In City & Country Bramshill Ltd v SSHCLG  EWCA Civ 320 Senior President of Tribunals Sir Keith Lindblom, with whom Lord Justice Arnold and Lord Justice Phillips agreed, ruled against City & Country Bramshill in a case it brought against the Secretary of State for Housing, Communities and Local Government.
The case in part concerned the meaning in the National Planning Policy Framework (NPPF) of “isolated homes in the countryside” and assessment of harm and benefit to heritage assets. (Please see separate blog regarding heritage assets).
The appellant argued that as the proposal was for a cluster of dwellings forming a settlement on previously developed land within the curtilage of an existing permanent structure, it would not be classified as isolated. The judgement in this instance builds upon the judgement reached in the Braintree case, confirming that the measure for whether a site is isolated is its proximity to a settlement, not other dwellings.
Whilst Bramshill Park had buildings that were used for residential purposes in the past, this does not in and of itself make it a settlement and thus the site was deemed to be isolated, in accordance with paragraph 79 of the Framework.
Lord Justice Lindholm confirmed that to have ‘remoteness’ be related to other dwellings rather than to settlements would seem inconsistent with the intention of the policy in paragraph 79.
The decision states: “It would mean, presumably, that the policy would not apply to a development of housing in the countryside – large or small – on land next to an individual dwelling remote from the nearest settlement, because although the new homes might be "isolated" from the settlement, they would not be "isolated" from existing development.
It would prevent the policy from applying to the development of additional dwellings, one or two at a time, on sites next to other sporadic rural housing, again on the basis that they would not then be "isolated". It might even prevent the policy from applying to a proposal for two or more dwellings on a single, undeveloped site in the countryside, because none of them would itself be "isolated" from another dwelling, and the development as a whole would therefore not be "isolated".
If this were so, only the development of a single dwelling, on its own, separate from any other dwelling already built or proposed nearby, would engage the policy. This would be hard to reconcile with the Government's aim, as policy-maker, to "promote sustainable development in rural areas".

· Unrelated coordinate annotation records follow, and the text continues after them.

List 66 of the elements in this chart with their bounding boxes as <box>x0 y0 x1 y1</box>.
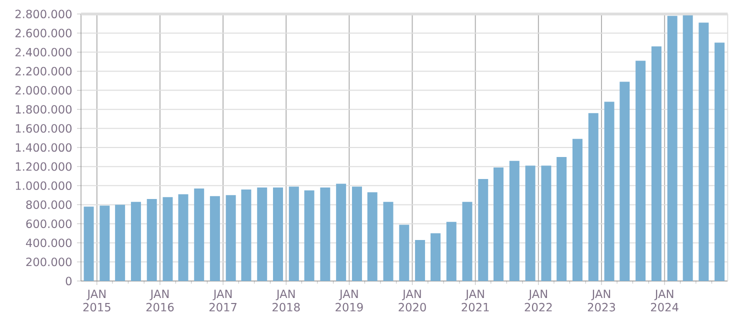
bar <box>115 204 126 281</box>
bar <box>100 206 110 281</box>
x-tick-label: JAN 2019 <box>336 290 363 312</box>
bar <box>667 16 678 281</box>
x-tick-label: JAN 2022 <box>524 290 552 312</box>
y-tick-label: 1.400.000 <box>16 143 72 152</box>
y-tick-label: 2.600.000 <box>15 28 72 38</box>
bar <box>572 138 582 281</box>
y-tick-label: 0 <box>66 276 72 286</box>
y-tick-label: 600.000 <box>26 219 72 228</box>
x-tick-label: JAN 2018 <box>272 290 300 312</box>
bar <box>210 196 220 281</box>
y-tick-label: 200.000 <box>26 258 72 266</box>
bar <box>698 22 709 281</box>
x-tick-label: JAN 2016 <box>146 290 174 312</box>
y-tick-label: 2.000.000 <box>15 86 72 95</box>
bar <box>446 222 456 281</box>
bar <box>588 113 598 281</box>
bar <box>478 178 488 281</box>
x-tick-label: JAN 2020 <box>398 290 426 312</box>
y-tick-label: 2.800.000 <box>15 10 72 18</box>
bar <box>257 188 268 281</box>
bar <box>241 189 252 281</box>
bar <box>651 46 662 281</box>
x-tick-label: JAN 2021 <box>462 290 489 312</box>
y-tick-label: 1.200.000 <box>16 162 72 171</box>
bar <box>130 202 141 281</box>
bar <box>462 202 472 281</box>
bar <box>162 197 173 281</box>
bar <box>84 206 94 281</box>
bar <box>320 188 330 281</box>
bar <box>525 166 536 281</box>
bar <box>556 157 567 281</box>
bar <box>146 198 157 281</box>
bar <box>336 184 346 281</box>
bar <box>415 240 426 281</box>
x-tick-label: JAN 2024 <box>651 290 678 312</box>
bar <box>399 224 410 281</box>
bar <box>682 14 693 281</box>
y-tick-label: 400.000 <box>26 238 72 248</box>
bar <box>604 102 614 281</box>
bar <box>367 192 378 281</box>
bar <box>509 160 520 281</box>
bar <box>226 195 236 281</box>
x-tick-label: JAN 2015 <box>83 290 110 312</box>
bar <box>383 202 394 281</box>
y-tick-label: 2.200.000 <box>15 66 72 76</box>
bar <box>288 186 299 281</box>
bar <box>430 233 441 281</box>
y-tick-label: 1.800.000 <box>16 105 72 114</box>
bar <box>620 82 630 281</box>
bar <box>541 166 552 281</box>
y-tick-label: 1.600.000 <box>16 124 72 133</box>
bar <box>304 190 314 281</box>
bar <box>194 188 204 281</box>
bar <box>273 188 284 281</box>
bar <box>352 186 362 281</box>
y-tick-label: 2.400.000 <box>15 48 72 56</box>
bar <box>178 194 188 281</box>
x-tick-label: JAN 2023 <box>588 290 616 312</box>
y-tick-label: 1.000.000 <box>16 181 72 190</box>
bar <box>714 42 725 281</box>
bar <box>636 60 646 281</box>
y-tick-label: 800.000 <box>26 200 72 209</box>
x-tick-label: JAN 2017 <box>209 290 237 312</box>
bar <box>494 168 504 281</box>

Mark Campbell – Head of Planning at Evans Jones Ltd commented:
“It is hoped that this decision will provide greater clarity over how exactly an isolated dwelling should be identified, in the context of making applications under Paragraph 79 of the Framework. There are still elements of planning judgement that need to be considered, mainly what qualifies as a settlement and whether development is isolated from it, but this judgement means that such issues are less likely to be subject to judicial intervention”.